Abbiamo trovato una barriera corallina in Puglia
Al largo di Monopoli, lunga 2,5 chilometri e molto in profondità: è la prima scoperta nel Mediterraneo
Il 5 marzo sulla rivista scientifica Scientific Reports è stato pubblicato un articolo su una scoperta inaspettata: nel mare Adriatico, al largo di Monopoli, in provincia di Bari, c’è una piccola barriera corallina. A scoprirla sono stati i ricercatori del dipartimento di Biologia dell’Università di Bari, guidati dal direttore Giuseppe Corriero. È lunga almeno 2,5 chilometri – anche se si pensa che possa avere un’estensione maggiore, da Bari a Otranto, con alcuni tratti di interruzione – e si trova a una profondità compresa tra i 30 e i 55 metri sotto il livello del mare, dunque maggiore rispetto a quelle delle barriere coralline caraibiche o delle Maldive.

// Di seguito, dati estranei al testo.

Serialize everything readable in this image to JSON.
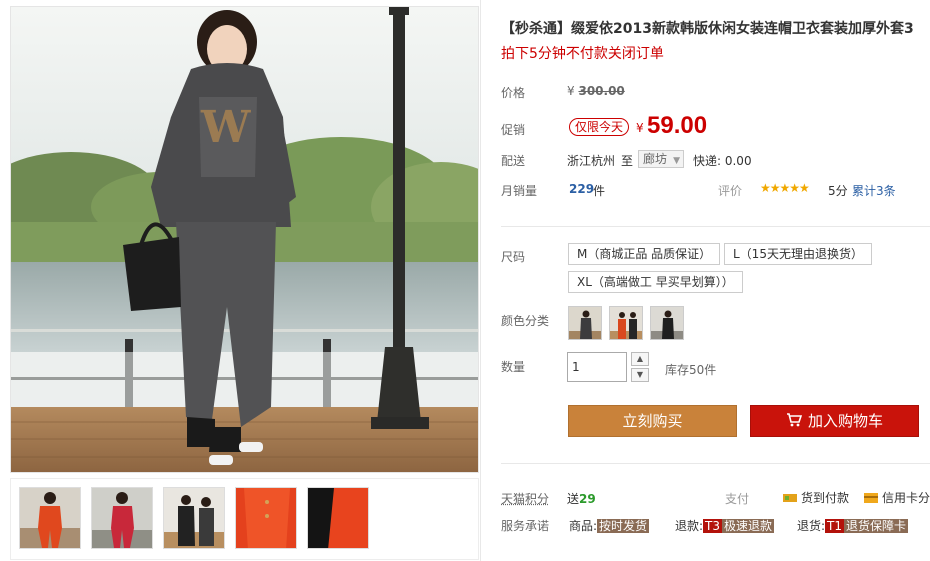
{
  "product": {
    "title": "【秒杀通】缀爱依2013新款韩版休闲女装连帽卫衣套装加厚外套3",
    "subtitle": "拍下5分钟不付款关闭订单"
  },
  "price": {
    "label": "价格",
    "currency": "¥",
    "original": "300.00"
  },
  "promo": {
    "label": "促销",
    "badge": "仅限今天",
    "currency": "¥",
    "price": "59.00"
  },
  "shipping": {
    "label": "配送",
    "from": "浙江杭州",
    "to_label": "至",
    "to_value": "廊坊",
    "express": "快递: 0.00"
  },
  "sales": {
    "label": "月销量",
    "count": "229",
    "unit": "件",
    "rating_label": "评价",
    "stars": "★★★★★",
    "score": "5分",
    "reviews": "累计3条"
  },
  "size": {
    "label": "尺码",
    "options": [
      "M（商城正品 品质保证）",
      "L（15天无理由退换货）",
      "XL（高端做工 早买早划算））"
    ]
  },
  "color": {
    "label": "颜色分类"
  },
  "quantity": {
    "label": "数量",
    "value": "1",
    "stock": "库存50件"
  },
  "actions": {
    "buy_now": "立刻购买",
    "add_cart": "加入购物车"
  },
  "points": {
    "label": "天猫积分",
    "give_prefix": "送",
    "give_value": "29"
  },
  "payment": {
    "label": "支付",
    "cod": "货到付款",
    "card": "信用卡分"
  },
  "service": {
    "label": "服务承诺",
    "goods_prefix": "商品:",
    "goods_tag": "按时发货",
    "refund_prefix": "退款:",
    "refund_code": "T3",
    "refund_tag": "极速退款",
    "return_prefix": "退货:",
    "return_code": "T1",
    "return_tag": "退货保障卡"
  },
  "colors": {
    "accent_red": "#c00000",
    "buy_now_bg": "#c9823a",
    "add_cart_bg": "#c9130b",
    "star": "#f0a800",
    "link_blue": "#2b5fa4"
  }
}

Proprio perché si trova più in profondità rispetto alle barriere coralline più conosciute, la struttura di questa barriera mediterranea è diversa, ha spiegato Corriero a Repubblica: «Nel caso delle barriere delle Maldive o australiane i processi di simbiosi tra le madrepore [gli animali marini che costituiscono i banchi corallini, ndr] sono facilitati dalla luce, mentre la nostra barriera vive in penombra e quindi le madrepore costituiscono queste strutture imponenti di carbonato di calcio in assenza di alghe». Per questo i colori che si vedono nelle fotografie della barriera corallina pugliese sono meno accesi. Somigliano però a quelle della barriera corallina del mar Rosso, a sua volta più in profondità rispetto a quelle australiane e caraibiche. Il termine scientifico per definirle è «mesofotiche», che significa che ricevono poca luce.

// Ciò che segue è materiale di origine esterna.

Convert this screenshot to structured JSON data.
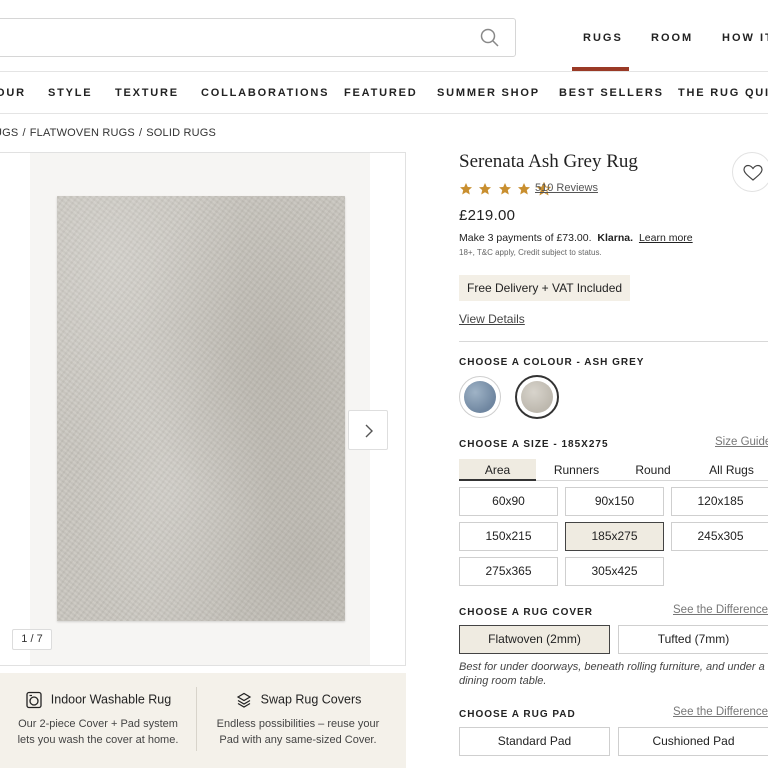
{
  "header": {
    "search_placeholder": "",
    "nav": [
      "RUGS",
      "ROOM",
      "HOW IT"
    ]
  },
  "category_nav": [
    "OUR",
    "STYLE",
    "TEXTURE",
    "COLLABORATIONS",
    "FEATURED",
    "SUMMER SHOP",
    "BEST SELLERS",
    "THE RUG QUIZ"
  ],
  "breadcrumb": [
    "UGS",
    "FLATWOVEN RUGS",
    "SOLID RUGS"
  ],
  "breadcrumb_sep": "/",
  "gallery": {
    "counter": "1 / 7"
  },
  "features": [
    {
      "icon": "washing-machine-icon",
      "title": "Indoor Washable Rug",
      "desc": "Our 2-piece Cover + Pad system lets you wash the cover at home."
    },
    {
      "icon": "swap-icon",
      "title": "Swap Rug Covers",
      "desc": "Endless possibilities – reuse your Pad with any same-sized Cover."
    }
  ],
  "product": {
    "title": "Serenata Ash Grey Rug",
    "rating": 4.5,
    "reviews": "510 Reviews",
    "price": "£219.00",
    "klarna_prefix": "Make 3 payments of £73.00.",
    "klarna_brand": "Klarna.",
    "klarna_link": "Learn more",
    "klarna_terms": "18+, T&C apply, Credit subject to status.",
    "delivery": "Free Delivery + VAT Included",
    "view_details": "View Details"
  },
  "colour": {
    "label": "CHOOSE A COLOUR - ASH GREY",
    "swatches": [
      {
        "name": "blue",
        "color": "#7e95aa",
        "selected": false
      },
      {
        "name": "ash-grey",
        "color": "#c7c3bb",
        "selected": true
      }
    ]
  },
  "size": {
    "label": "CHOOSE A SIZE - 185X275",
    "guide": "Size Guide",
    "tabs": [
      "Area",
      "Runners",
      "Round",
      "All Rugs"
    ],
    "active_tab": "Area",
    "options": [
      "60x90",
      "90x150",
      "120x185",
      "150x215",
      "185x275",
      "245x305",
      "275x365",
      "305x425"
    ],
    "selected": "185x275"
  },
  "cover": {
    "label": "CHOOSE A RUG COVER",
    "link": "See the Difference",
    "options": [
      "Flatwoven (2mm)",
      "Tufted (7mm)"
    ],
    "selected": "Flatwoven (2mm)",
    "note": "Best for under doorways, beneath rolling furniture, and under a dining room table."
  },
  "pad": {
    "label": "CHOOSE A RUG PAD",
    "link": "See the Difference",
    "options": [
      "Standard Pad",
      "Cushioned Pad"
    ]
  },
  "colors": {
    "accent": "#9a3a26",
    "selected_bg": "#efebe1",
    "star": "#c98f2f"
  }
}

I gruppi di animali comunemente chiamati “coralli” sono colonie di centinaia di antozoi, invertebrati lunghi pochi millimetri che vengono anche chiamati “polipi” – e non vanno confusi con i polpi, anche se sono dotati di tentacoli. Un corallo non è quindi un singolo organismo, ma l’insieme di una miriade di individui. Le barriere coralline, che si trovano solitamente in acque marine calde e poco profonde, sono grandi strutture accumulate le une sulle altre da successive generazioni di coralli: quando muoiono, infatti, si lasciano dietro le formazioni calcaree dei loro scheletri. Nel linguaggio comune quando si parla di “barriera corallina” si intendono anche tutti gli altri esseri viventi – pesci compresi – che vivono nell’habitat creato dai coralli e noto per una grande biodiversità, favorita dall’accumulo di risorse nutritive
La barriera è stata scoperta grazie all’analisi di un filmato subacqueo dalla ricercatrice Frine Cardone, interessata a studiarlo per cercare i molluschi bivalvi che stava studiando. Lo stesso video, realizzato da un robot filoguidato, era stato girato qualche anno fa insieme ad altre centinaia di ore di filmato, per cercare praterie di corallo rosso e non certo una barriera. Prima di arrivare alla pubblicazione dell’articolo su Scientific Reports ci sono stati tre anni di studi, realizzati in collaborazione con l’Università Tor Vergata di Roma e con quella del Salento.
Quella pugliese è la prima barriera corallina trovata nel mar Mediterraneo, ma secondo Corriero non si può escludere che ce ne siano altre che come questa non sono mai state scoperte prima perché a profondità elevate. I giornali che hanno dato la notizia hanno già provato a ipotizzare cosa succederà ora: da un lato bisognerà capire se siano necessarie misure di protezione ambientale per preservare la barriera, dall’altro la sua presenza potrebbe attirare turisti interessati alle immersioni subacquee, almeno nei tratti meno profondi. Quello che è sicuro è che saranno necessarie altre ricerche per capire bene che estensione abbia la barriera.